I am not a Christmas person.
As a child, the family had an… interesting… way of dealing with Chrismas, which mostly soured me on the concept. Years later, I made an attempt to celebrate my own Christmas with someone I cared deeply about that blew up in my face. Then I spent six years working retail and watching how people behave from late November until February when the gift receipts are no longer valid, and that finished it off for me.
I acknowledge others do it, and don’t begrudge them or try to berate them for it. I am aware there’s probably hundreds of assorted “Christmas-like” holidays around this time, and don’t try to bully them into a case of the bah humbugs, either. I do my thing, they do theirs.
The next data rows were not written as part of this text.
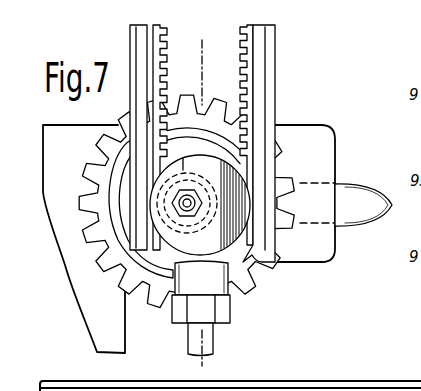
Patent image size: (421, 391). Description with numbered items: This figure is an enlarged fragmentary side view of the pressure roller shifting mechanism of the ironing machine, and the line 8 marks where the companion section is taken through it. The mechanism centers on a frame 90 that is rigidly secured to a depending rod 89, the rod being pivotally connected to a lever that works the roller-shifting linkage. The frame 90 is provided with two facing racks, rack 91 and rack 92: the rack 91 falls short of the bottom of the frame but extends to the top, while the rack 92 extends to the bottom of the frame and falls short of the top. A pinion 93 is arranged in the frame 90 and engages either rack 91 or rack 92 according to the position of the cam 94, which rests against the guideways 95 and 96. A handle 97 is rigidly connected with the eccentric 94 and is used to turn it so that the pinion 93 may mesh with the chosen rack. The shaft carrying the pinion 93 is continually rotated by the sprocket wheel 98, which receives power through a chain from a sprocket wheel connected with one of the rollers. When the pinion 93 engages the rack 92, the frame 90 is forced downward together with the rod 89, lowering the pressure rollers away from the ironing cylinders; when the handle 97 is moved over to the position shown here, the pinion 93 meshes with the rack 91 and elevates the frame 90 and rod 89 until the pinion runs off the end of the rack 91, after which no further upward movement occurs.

The section line 8— 8 is at (202, 203).
The depending rod 89 is at (216, 343).
The frame 90 is at (252, 259).
The rack 91 is at (168, 61).
The rack 92 is at (240, 54).
The pinion 93 is at (152, 177).
The cam (eccentric) 94 is at (177, 247).
The guideway 95 is at (258, 88).
The guideway 96 is at (148, 81).
The handle 97 is at (357, 197).
The sprocket wheel 98 is at (83, 192).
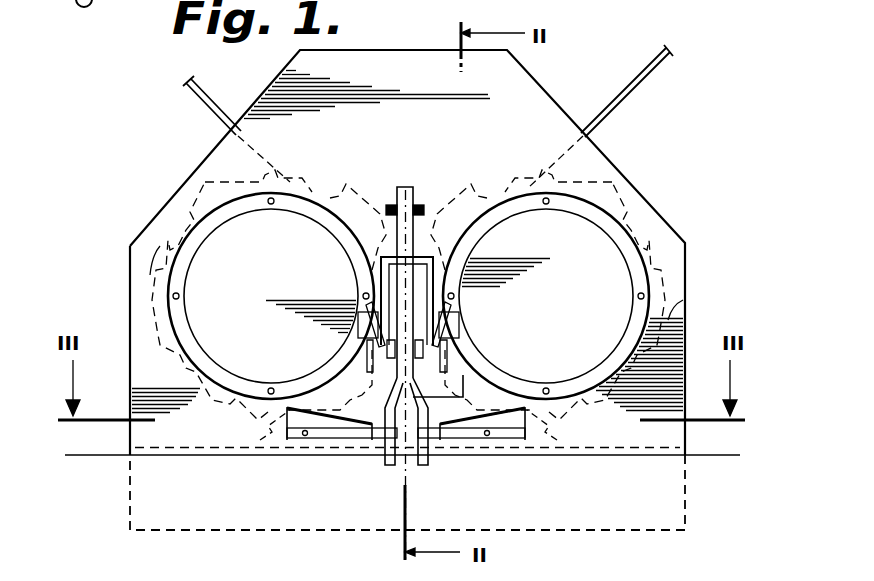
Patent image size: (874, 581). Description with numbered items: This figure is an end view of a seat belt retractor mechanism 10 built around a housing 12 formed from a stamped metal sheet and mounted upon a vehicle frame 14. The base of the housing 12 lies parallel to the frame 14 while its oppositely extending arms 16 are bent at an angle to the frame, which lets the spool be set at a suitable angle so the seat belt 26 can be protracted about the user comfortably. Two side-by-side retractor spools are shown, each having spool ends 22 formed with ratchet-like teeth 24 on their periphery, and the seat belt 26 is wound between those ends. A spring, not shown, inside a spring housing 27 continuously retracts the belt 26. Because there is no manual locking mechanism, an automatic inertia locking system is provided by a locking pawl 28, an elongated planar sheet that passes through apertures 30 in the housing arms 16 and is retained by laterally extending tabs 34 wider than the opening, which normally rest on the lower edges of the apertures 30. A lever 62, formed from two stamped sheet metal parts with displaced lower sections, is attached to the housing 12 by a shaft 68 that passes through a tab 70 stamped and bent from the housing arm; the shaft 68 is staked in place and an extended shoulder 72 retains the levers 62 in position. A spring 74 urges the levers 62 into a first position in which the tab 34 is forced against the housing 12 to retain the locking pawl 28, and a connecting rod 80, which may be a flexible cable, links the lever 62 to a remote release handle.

The seat belt retractor mechanism 10 is at (652, 155).
The housing 12 is at (650, 212).
The vehicle frame 14 is at (95, 452).
The arms 16 is at (407, 65).
The spool ends 22 is at (188, 206).
The ratchet-like teeth 24 is at (160, 246).
The seat belt 26 is at (193, 106).
The spring housing 27 is at (408, 296).
The locking pawl 28 is at (346, 438).
The apertures 30 is at (306, 437).
The tabs 34 is at (265, 434).
The lever 62 is at (415, 188).
The shaft 68 is at (452, 320).
The tab 70 is at (463, 350).
The extended shoulder 72 is at (398, 302).
The spring 74 is at (380, 270).
The connecting rod 80 is at (392, 206).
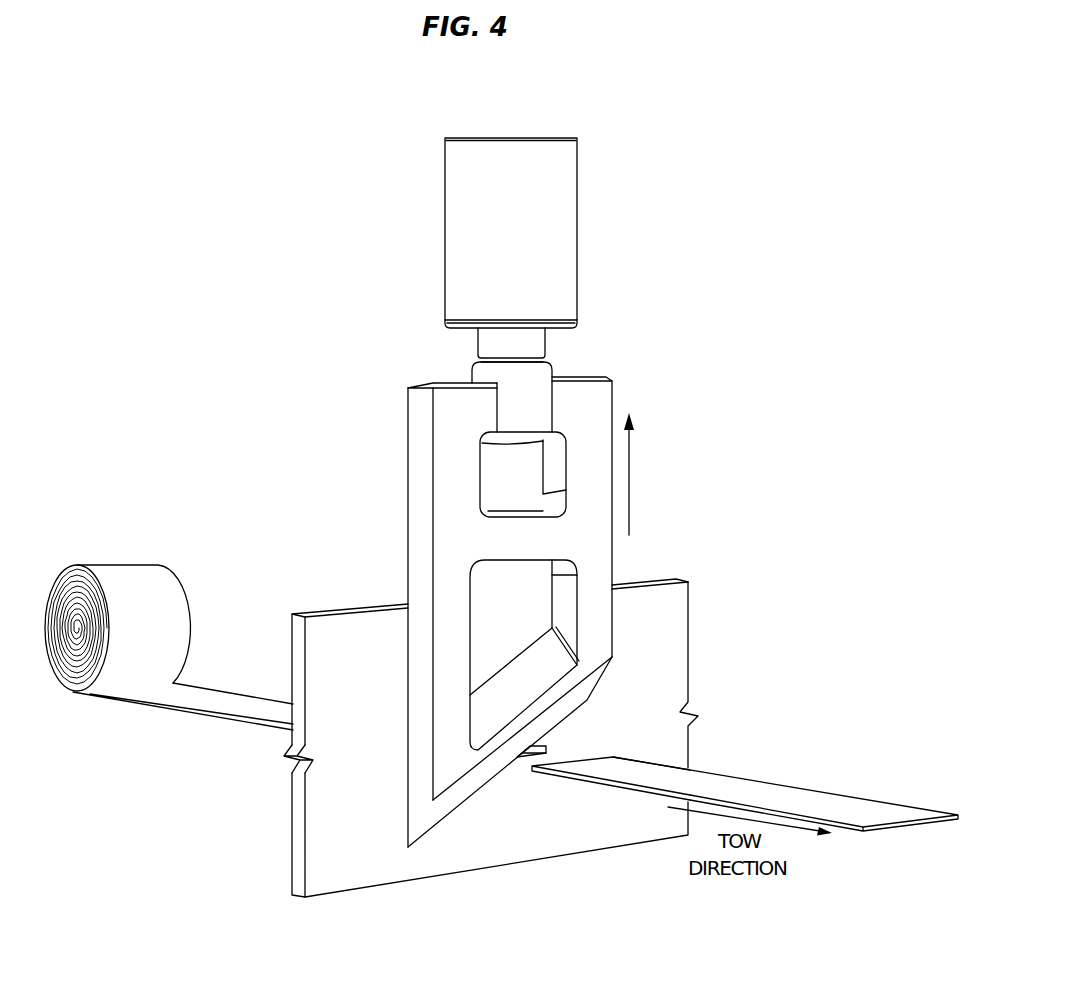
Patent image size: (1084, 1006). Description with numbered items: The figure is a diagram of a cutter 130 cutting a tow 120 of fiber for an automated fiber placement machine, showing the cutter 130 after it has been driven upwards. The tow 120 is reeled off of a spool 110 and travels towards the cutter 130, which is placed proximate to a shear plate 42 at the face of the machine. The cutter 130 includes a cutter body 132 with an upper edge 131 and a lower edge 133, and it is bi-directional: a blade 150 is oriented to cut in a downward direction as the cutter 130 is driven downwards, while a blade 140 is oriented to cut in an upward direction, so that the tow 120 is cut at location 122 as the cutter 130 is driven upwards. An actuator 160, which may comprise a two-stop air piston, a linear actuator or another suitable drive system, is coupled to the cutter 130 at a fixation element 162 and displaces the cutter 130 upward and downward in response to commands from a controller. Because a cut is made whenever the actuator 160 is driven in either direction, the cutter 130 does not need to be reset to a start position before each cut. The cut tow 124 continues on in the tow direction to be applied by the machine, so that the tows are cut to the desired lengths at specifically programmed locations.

This Christmas is looking particularly grim, however. There’s the usual apathy and depression to do with the holiday, but added on is the knowledge of what a burden I’ve been to my partner through the year, and how she – who very much is in love with the holiday and wants to celebrate it – is being denied that (as well as any of the things on her Christmas wish list) because of how things are. That’s plenty more miserable to me than my general malaise surrounding the day and how it creeps ever closer.
Still fighting with the disability people – apparently letters from two doctors alongside a full functional capacity evaluation that says “it is unsafe for him to return to work” and demanding surgery isn’t “sufficient evidence of disability” – and doing what I can to hurry it through, with no end in sight.
Still need that surgery, and more pressing at the moment is playing catch up with the bills that continue to pile up while I sit on lockdown. Some of you know I have a Patreon; some of you know I have a GoFundMe set up. If anyone out there, in the spirit of Christmas – or who want to give my long-suffering partner some breathing room for the holiday – can help, even with just a share or word of encouragement, it’d be greatly appreciated. Links below.
Patreon
GoFundMe
If you’ve put up with my whimpering this year, thank you. There’s hundreds of you who, for some reason, seem interested in the things I have to say, and while I have difficulty expressing it or sometimes batten down the hatches and crawl into my hole, it matters to me. More than any of you may know. Hopefully, all of you out there have a Merry Christmas (or whichever form of “<Good> <Your Holiday>” you prefer) and a great 2020.